Is this the gym you pay for but never actually show up?

Seth Godin put it so nicely: Seth’s Blog: Analytics without action

If you’re not prepared to change your diet or your workouts, don’t get on the scale.

meaning that if you don’t want to actually do something with the insight you gain with analytics then better don’t bother doing them.

Yet, here we are, working mainly on technicalities of yet another platform that will revolutionize business as if we hadn’t have that often enough yet (The “Mad Men” Computer, Explained By Harvard Business Review In 1969 | Fast Company | Business + Innovation).

Carsten Nitschke just reminded us withToo Busy to Innovate that we’re focusing on the wrong stuff.

If there really should be a major difference for how your organization does business it won’t help to just migrate to a new platform or tool.

Maybe funny to realize, but if the migration to the new technology platform is everything your team wants to do, then it actually doesn’t matter what platform you choose. You may as well stick with your old one.

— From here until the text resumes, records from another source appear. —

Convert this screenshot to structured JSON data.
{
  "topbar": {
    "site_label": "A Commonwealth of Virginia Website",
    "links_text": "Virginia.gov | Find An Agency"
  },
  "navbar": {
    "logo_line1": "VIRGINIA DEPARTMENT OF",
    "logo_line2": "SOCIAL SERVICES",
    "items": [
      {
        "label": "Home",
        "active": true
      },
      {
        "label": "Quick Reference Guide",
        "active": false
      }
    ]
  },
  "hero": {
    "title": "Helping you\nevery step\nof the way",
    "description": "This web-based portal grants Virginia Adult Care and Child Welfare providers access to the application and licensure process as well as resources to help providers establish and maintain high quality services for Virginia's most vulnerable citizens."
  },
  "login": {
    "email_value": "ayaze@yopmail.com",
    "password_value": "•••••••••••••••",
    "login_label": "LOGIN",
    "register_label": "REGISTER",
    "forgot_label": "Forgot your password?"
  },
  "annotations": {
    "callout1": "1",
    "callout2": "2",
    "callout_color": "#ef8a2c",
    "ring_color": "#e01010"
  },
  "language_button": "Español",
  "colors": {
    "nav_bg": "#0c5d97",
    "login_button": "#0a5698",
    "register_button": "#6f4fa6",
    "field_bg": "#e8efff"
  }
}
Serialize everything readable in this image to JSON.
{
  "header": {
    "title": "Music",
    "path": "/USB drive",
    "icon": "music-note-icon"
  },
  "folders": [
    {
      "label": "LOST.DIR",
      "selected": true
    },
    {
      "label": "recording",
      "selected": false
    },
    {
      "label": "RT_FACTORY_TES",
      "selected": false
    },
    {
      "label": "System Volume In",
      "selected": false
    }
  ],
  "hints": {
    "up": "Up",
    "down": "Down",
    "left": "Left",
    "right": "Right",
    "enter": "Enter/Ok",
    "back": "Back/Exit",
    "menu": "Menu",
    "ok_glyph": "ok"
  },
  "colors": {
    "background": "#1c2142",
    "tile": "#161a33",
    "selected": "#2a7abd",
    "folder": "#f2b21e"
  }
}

Looking at it from the vendor point of view (and that is the view I have to have of course), every sold license is a good and generates a stream of revenue.

For vendors it’s perfectly fine to focus on speed, features and shiny UIs. That’s what we all sell.

However, that’s not the whole story. And it’s the easy part of the story, too.

The hard part: mainly on your side, as you have to change.

Frighteningly similar to having a session with your personal trainer, ain’t it?